IF history fascinates you and you’re curious to discover what has happened within old city walls over the centuries, then the Olive Press has handpicked 10 of the most beautiful walled towns and cities in Spain.
Throughout the centuries, the country has been the stage of many clashes between civilisations which has led to many cities being born as fortified strongholds.
These medieval walls have served as defence barriers and examples of historically significant architecture where today, some still encompass thriving communities.
Ciudad Rodrigo, Salamanca
Built in the 12th century, the Ciudad Rodrigo wall served to protect the border between Spain and Portugal.
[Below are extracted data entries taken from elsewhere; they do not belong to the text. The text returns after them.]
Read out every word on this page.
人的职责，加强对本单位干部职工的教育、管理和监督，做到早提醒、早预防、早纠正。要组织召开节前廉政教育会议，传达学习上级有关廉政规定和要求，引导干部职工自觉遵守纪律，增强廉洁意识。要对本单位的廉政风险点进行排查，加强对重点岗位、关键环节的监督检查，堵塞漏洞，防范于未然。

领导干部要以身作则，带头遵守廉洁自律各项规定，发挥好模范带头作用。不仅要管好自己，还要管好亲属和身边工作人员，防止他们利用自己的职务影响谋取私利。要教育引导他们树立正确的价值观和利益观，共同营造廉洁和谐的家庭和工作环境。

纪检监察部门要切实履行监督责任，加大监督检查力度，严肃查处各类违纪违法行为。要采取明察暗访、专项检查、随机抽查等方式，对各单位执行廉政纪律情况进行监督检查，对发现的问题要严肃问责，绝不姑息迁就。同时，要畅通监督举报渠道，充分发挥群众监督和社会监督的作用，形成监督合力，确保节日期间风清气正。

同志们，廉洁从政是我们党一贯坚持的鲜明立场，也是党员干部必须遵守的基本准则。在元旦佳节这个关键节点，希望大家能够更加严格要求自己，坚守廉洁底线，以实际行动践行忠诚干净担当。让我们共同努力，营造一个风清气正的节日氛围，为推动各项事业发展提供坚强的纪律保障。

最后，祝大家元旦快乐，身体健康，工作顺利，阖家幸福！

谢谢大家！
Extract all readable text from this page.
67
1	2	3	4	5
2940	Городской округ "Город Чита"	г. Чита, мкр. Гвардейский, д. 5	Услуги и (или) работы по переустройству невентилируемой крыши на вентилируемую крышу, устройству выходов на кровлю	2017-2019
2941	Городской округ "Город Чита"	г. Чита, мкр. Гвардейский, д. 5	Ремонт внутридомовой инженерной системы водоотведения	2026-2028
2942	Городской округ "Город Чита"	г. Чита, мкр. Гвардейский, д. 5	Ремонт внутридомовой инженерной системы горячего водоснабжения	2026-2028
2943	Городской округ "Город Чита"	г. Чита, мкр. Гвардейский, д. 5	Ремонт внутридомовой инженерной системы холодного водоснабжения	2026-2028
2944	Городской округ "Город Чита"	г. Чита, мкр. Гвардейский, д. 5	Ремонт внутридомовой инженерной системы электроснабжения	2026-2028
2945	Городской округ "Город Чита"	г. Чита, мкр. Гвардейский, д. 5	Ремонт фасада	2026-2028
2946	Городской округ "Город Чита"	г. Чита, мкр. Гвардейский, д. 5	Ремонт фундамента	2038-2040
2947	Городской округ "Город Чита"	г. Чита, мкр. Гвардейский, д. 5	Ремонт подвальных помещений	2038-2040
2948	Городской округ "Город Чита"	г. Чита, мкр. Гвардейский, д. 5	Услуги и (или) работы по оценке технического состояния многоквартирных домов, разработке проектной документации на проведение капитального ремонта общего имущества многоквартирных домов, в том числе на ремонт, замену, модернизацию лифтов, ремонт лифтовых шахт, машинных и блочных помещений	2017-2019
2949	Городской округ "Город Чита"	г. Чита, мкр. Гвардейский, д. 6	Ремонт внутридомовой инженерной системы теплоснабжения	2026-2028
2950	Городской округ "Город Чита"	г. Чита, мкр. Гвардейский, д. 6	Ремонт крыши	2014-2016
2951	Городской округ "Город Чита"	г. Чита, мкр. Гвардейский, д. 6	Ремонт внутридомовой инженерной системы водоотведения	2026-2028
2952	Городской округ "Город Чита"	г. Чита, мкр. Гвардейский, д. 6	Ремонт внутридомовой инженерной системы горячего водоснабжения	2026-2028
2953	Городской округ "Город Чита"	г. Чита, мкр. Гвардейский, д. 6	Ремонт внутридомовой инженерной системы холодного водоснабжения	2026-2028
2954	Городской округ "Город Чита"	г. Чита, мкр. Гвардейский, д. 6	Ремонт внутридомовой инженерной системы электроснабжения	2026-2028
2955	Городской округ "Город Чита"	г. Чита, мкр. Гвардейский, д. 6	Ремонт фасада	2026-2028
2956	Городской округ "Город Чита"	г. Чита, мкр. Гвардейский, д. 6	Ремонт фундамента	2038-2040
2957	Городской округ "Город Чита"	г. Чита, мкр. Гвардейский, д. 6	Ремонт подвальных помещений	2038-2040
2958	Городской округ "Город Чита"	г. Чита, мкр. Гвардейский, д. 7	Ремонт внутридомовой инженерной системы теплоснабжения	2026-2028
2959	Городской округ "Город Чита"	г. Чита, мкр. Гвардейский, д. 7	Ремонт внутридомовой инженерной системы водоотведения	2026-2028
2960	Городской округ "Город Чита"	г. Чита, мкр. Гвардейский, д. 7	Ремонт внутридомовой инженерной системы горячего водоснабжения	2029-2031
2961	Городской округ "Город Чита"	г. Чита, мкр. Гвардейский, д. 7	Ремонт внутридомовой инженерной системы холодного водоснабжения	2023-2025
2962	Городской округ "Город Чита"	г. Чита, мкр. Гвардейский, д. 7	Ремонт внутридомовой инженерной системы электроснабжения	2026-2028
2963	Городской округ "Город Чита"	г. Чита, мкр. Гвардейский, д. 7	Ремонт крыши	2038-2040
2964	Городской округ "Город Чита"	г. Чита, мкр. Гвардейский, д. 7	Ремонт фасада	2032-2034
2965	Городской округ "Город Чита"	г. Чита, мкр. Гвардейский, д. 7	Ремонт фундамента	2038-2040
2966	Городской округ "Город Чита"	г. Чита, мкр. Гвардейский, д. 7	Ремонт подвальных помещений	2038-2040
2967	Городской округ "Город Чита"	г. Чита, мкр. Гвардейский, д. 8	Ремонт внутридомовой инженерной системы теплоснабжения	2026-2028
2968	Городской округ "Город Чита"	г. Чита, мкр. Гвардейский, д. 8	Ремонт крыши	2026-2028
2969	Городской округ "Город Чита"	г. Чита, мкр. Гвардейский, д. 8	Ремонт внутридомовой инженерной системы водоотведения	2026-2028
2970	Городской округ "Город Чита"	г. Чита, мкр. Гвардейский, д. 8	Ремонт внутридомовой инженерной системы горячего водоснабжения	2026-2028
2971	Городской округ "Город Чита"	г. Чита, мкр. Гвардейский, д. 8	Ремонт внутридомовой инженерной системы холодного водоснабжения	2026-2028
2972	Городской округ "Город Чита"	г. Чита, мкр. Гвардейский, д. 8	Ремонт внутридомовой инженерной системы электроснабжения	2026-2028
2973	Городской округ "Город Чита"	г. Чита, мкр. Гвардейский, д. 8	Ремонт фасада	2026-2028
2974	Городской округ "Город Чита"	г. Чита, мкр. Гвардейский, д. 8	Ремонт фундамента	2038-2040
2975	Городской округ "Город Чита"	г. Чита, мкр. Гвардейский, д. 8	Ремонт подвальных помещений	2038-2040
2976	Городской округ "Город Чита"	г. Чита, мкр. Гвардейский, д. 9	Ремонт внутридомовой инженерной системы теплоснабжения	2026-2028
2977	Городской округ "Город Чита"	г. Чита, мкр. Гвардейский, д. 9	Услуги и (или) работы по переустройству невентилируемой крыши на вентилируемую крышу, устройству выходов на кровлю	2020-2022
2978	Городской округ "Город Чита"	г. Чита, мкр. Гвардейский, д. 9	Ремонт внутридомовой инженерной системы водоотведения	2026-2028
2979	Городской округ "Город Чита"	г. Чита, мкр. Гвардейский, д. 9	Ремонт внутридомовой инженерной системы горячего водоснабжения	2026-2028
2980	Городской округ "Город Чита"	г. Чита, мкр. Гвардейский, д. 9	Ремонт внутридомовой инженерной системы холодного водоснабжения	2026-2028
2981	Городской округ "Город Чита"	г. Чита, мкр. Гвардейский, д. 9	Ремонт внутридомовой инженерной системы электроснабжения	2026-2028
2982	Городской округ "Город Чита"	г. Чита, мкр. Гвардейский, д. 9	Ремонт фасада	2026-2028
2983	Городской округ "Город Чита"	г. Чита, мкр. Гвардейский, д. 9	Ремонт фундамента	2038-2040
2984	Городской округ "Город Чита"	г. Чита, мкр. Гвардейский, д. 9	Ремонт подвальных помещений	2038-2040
After the sieges of the 17th and 18th centuries, the walls were restored and modernised and now stretch two kilometres in length.
Dalt Vila, Ibiza
Declared as World Heritage Site by UNESCO, Dalt Vila was founded by the Phoenicians and once considered as one of the most important coastal cities in the Mediterranean. Its Renaissance defensive walls were ordered to be built by Kings Charles I to defend against the French and the Ottomans.
Throughout its history, Alarcon was occupied by both Romans and Visigoths, but it was not until the arrival of the Arabs that its fortress was built on the banks of the Jucar River which remains almost perfectly preserved today.
Buitrago de Lozoya, Madrid
As one of the most sought after destinations in the country, Buitrago de Lozoya’s impressive wall was built in the 11th century and completed by a Gothic-Mudejar castle in the 15th century. It now stands as one of the best preserved medieval architectural complexes in the Community of Madrid.
Castellar de La Frontera, Cádiz
Located within the Parque Natural de Los Alcornocales next to a reservoir formed by the Guadarranque River, Castellar de La Frontera’s wall was built in the 13th century in order to protect the Taifa kingdom of Algeciras.
Just a two-hour drive northwest from Madrid lies Urueña, a beautiful town surrounded by vast plains in the region of Castilla y León. In recent years, it has transformed itself into a Villa del Libro – a village that celebrates books.
Established in the 9th century, this beautiful walled town has been completely uninhabited for the past 60 years after the Spanish government chose to build a reservoir nearby, forcing its inhabitants to move elsewhere. In 1980 it was declared a Historical and Artistic Site of Importance, allowing much needed renovations to get under way.
Founded in the 10th century as a defence for the Kingdom of Navarre, Laguardia’s medieval layout has remained almost entirely intact. As well as the fortified churches of San Juan Bautista and Santa María de los Reyes, visitors will find a mixture of medieval, Renaissance, Baroque and Neoclassical buildings within the town.
Besalú is a beautifully preserved small town in Garrotxa that lies between the Pyrenees and the Costa Brava and once the capital of an independent state. The town’s most prominent feature is its 12th-century Romanesque bridge over the Fluvià river, which features a gateway at its midpoint.